The effort to enforce a no-fly zone over Libya topped the agenda at a two-day meeting of foreign ministers from Nato’s 28 member countries. Three weeks of airstrikes haven’t routed Gadhafi’s forces, causing tensions in the alliance.

Although Nato countries agree that Gadhafi must be ousted, his departure is not one of its military goals and the alliance has been at odds on how to proceed.  One proposal from Italy, Libya’s former colonial ruler, calls for the western powers to provide defensive weapons to rebels.

France has said Nato is not doing enough, and was pushing other countries at the meeting to work “on more robust, more efficient, more rapid actions,” according to French Foreign Ministry spokesman Bernard Valero in Paris.

The rebels along with France and Britain have been urging the US military to reassert a stronger role in the Nato-led air campaign.  The Obama administration, however, has been insisting the US will stick to its plan to remain in a supporting role, and the Pentagon noted that Americans have flown 35 per cent of all Libyan air missions over the last 10 days.

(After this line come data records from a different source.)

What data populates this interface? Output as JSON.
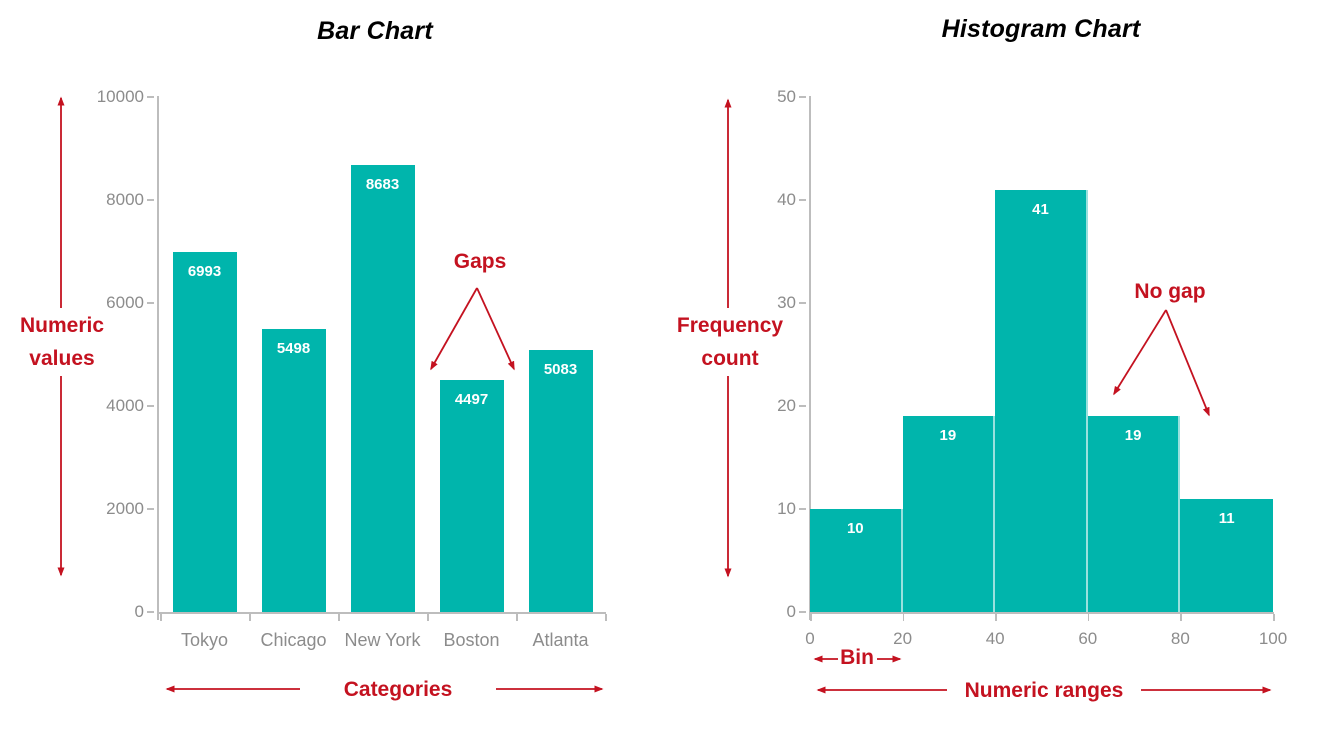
{
  "colors": {
    "bar_fill": "#00b5ac",
    "bar_separator": "rgba(255,255,255,0.6)",
    "annotation_red": "#c41220",
    "axis_line": "#bdbdbd",
    "tick_label": "#8c8c8c",
    "title": "#000000",
    "bar_value_label": "#ffffff"
  },
  "chart_data": [
    {
      "type": "bar",
      "title": "Bar Chart",
      "categories": [
        "Tokyo",
        "Chicago",
        "New York",
        "Boston",
        "Atlanta"
      ],
      "values": [
        6993,
        5498,
        8683,
        4497,
        5083
      ],
      "ylim": [
        0,
        10000
      ],
      "yticks": [
        0,
        2000,
        4000,
        6000,
        8000,
        10000
      ],
      "grid": false,
      "legend": false,
      "bars_have_gaps": true,
      "annotations": {
        "y_axis_label": "Numeric values",
        "x_axis_label": "Categories",
        "gap_callout": "Gaps"
      }
    },
    {
      "type": "histogram",
      "title": "Histogram Chart",
      "bin_edges": [
        0,
        20,
        40,
        60,
        80,
        100
      ],
      "values": [
        10,
        19,
        41,
        19,
        11
      ],
      "xticks": [
        0,
        20,
        40,
        60,
        80,
        100
      ],
      "ylim": [
        0,
        50
      ],
      "yticks": [
        0,
        10,
        20,
        30,
        40,
        50
      ],
      "grid": false,
      "legend": false,
      "bars_have_gaps": false,
      "annotations": {
        "y_axis_label": "Frequency count",
        "x_axis_label": "Numeric ranges",
        "bin_width_label": "Bin",
        "gap_callout": "No gap"
      }
    }
  ]
}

Clinton appealed to the other Nato foreign ministers to show unity. “As our mission continues, maintaining our resolve and unity only grows more important,” Clinton said on Thursday.  “Gadhafi is testing our determination. Nato members are sharing the same goal, which is to see the end of the Gadhafi regime in Libya,” Clinton said.

“We must also intensify our political, diplomatic and economic mission to pressure and isolate Gadhafi and bring about his departure,” she said. Clinton drew a line between Nato’s goals of enforcing an arms embargo, protecting civilians, and forcing the withdrawal of Gadhafi forces from rebel cities they have entered, with the international community’s demand that Gadhafi leave power.

The world must “deepen our engagement with and increase our support for” the Libyan opposition, she added. Nato Secretary-General Anders Fogh Rasmussen said the alliance and its partners are fully engaged in operations to safeguard the people of Libya, taking every measure possible to prevent Gadhafi’s brutal and systematic attacks.

“The alliance is keeping up  a high operational tempo,” he added. France’s foreign minister, Alain Juppe, struck a diplomatic tone as he met with his counterpart from Germany, which isn’t taking part in the military operation and abstained in the UN  vote authorising it.

Govt forces shell rebel stronghold

Forces loyal to Muammar Gadhafi on Thursday pounded the besieged western town of Misrata. 

Libyan rebels said heavy fighting was continuing in the town, 214 km east of Tripoli, where Gadhafi’s forces have been trying to dislodge them with heavy bombardments and street attacks for weeks.

Rebels were quoted as saying in the media that at least 13 people were killed and some 50 hurt in attacks by pro-Gadhafi troops on Libya’s third largest city and the lone rebel bastion in western Libya. Nato said it had attacked munitions bunkers 13km from the Libyan capital.